How to Stratify Seeds | Start Seed Stratification

This post, titled How to Stratify Seeds | Start Seed Stratification, explains why you need to stratify seeds and how to stratify seeds.

There are seeds that you can take right off the plant, put in the ground, and a new plant will start.  I did that with green beans last year.  I planted them, they produced beans (seeds), I picked them and planted them.  They grew into new bean plants and I did the same process again.  I did this for three generations in year.

How to Stratify Seeds – What is it

How to Stratify Seeds

How to Stratify Seeds

Other seeds go dormant and do not allow this to happen.  They have protection that gives the plant a better chance of surviving. If certain seeds started growing right away and a frost or freeze hits them when they are very young and have not established a good root system yet, they will likely die.  A protection method that plants have is to stay dormant until the seeds have had a period of cold weather and then warmth.  Many seeds require 90 days or more of this cold weather to break dormancy.  The cold needed is usually 34 to 39 degrees.

How to Stratify Seeds

We can force plants to break dormancy by giving them what they need – damp, cold conditions for a period of time. This process of breaking dormancy via a period of cold weather is called stratification.  The way I do it is to take a paper towel, wet it, squeeze all the water out so it is just damp and then put seeds on it.  Once the seeds are on the paper towel, I fold it up, and put it in a sandwich bag.  Make sure you label the sandwich bag with the type of plant and when the plant needs to come out based on how long it needs to stratify.  You can see my bag labeled with the seeds wrapped in a paper towel in the picture titled “How to Stratify Seeds”.

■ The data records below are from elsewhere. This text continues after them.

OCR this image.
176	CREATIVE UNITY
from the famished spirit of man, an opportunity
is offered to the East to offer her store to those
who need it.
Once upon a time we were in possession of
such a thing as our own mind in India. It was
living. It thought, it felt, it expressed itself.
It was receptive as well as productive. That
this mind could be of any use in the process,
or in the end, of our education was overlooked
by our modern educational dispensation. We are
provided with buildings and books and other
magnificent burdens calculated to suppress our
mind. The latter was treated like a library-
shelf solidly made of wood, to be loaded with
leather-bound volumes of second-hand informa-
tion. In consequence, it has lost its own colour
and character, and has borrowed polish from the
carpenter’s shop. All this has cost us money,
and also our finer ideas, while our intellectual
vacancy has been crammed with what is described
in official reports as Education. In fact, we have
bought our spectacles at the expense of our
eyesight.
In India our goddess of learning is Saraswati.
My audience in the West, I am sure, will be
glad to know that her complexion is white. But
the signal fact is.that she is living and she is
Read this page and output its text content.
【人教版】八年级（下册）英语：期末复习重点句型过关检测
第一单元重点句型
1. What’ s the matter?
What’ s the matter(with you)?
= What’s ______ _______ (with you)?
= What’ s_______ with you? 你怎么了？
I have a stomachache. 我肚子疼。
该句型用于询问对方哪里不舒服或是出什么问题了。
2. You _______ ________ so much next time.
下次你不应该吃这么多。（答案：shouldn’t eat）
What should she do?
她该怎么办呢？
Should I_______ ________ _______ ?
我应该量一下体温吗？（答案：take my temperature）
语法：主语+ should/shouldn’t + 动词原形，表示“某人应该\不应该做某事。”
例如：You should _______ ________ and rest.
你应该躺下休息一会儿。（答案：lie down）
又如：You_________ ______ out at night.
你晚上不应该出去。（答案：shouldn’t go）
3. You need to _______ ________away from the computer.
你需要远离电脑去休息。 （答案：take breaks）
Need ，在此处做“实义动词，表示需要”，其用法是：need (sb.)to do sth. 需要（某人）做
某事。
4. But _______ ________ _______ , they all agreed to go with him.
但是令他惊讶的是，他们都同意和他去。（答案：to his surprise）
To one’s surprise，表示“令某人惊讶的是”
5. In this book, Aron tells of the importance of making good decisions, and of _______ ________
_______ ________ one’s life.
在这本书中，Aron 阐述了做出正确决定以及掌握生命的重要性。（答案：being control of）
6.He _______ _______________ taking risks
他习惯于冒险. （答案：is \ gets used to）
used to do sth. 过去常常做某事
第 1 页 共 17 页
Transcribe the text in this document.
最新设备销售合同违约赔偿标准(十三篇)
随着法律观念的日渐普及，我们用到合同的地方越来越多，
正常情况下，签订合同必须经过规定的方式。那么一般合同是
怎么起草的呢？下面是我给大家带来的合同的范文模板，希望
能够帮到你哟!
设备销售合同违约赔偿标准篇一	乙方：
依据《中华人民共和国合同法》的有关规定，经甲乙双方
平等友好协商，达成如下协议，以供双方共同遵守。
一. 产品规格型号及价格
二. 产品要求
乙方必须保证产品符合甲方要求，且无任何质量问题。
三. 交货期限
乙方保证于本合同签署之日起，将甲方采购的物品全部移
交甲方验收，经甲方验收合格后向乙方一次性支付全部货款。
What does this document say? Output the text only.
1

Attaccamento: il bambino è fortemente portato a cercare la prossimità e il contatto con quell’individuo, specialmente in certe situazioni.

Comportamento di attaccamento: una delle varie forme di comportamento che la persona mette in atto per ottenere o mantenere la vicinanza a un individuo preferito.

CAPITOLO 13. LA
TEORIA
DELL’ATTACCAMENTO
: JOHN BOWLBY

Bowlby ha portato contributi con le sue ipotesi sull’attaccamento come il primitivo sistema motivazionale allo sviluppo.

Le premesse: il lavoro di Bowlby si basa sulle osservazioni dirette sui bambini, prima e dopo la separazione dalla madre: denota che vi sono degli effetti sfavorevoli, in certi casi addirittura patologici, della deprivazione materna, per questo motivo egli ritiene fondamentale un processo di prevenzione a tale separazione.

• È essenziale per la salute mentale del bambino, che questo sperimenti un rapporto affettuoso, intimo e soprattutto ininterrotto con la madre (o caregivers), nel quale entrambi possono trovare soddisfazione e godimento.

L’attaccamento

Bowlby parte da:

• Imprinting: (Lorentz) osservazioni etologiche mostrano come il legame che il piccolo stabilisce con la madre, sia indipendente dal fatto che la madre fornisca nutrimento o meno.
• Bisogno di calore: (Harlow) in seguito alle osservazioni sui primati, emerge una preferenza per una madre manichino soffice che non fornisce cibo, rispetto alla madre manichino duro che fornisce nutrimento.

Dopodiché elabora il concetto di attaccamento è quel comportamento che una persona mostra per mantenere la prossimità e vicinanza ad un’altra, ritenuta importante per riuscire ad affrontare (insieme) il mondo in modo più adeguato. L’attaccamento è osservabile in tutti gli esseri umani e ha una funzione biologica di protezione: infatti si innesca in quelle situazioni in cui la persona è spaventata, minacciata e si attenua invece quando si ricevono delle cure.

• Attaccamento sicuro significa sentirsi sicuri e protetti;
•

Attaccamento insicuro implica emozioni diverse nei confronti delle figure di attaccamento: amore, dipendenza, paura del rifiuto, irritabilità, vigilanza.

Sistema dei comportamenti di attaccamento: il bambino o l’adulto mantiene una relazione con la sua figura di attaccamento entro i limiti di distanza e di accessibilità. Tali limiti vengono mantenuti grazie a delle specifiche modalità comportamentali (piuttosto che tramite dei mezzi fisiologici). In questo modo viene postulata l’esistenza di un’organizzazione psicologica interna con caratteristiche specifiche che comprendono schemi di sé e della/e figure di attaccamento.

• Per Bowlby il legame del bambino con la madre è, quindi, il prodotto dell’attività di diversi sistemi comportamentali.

Now take any sandwich bags that you have seeds to stratify in and put them in a brown paper bag to limit the amount of light that the seeds get.  Now put the brown paper bag in a refrigerator.  I usually put mine in a drawer just so it is out of the way.

After the time is up, pull the sandwich bag out and let it sit at room temperature for a day.  At this point the seeds are ready to plant in soil.

You will find variations of this process that use Pete moss and other things.  The damp paper towel has not let me down yet.  I have done everything from exotic perennial seeds to apple seeds and they always have a pretty good success rate.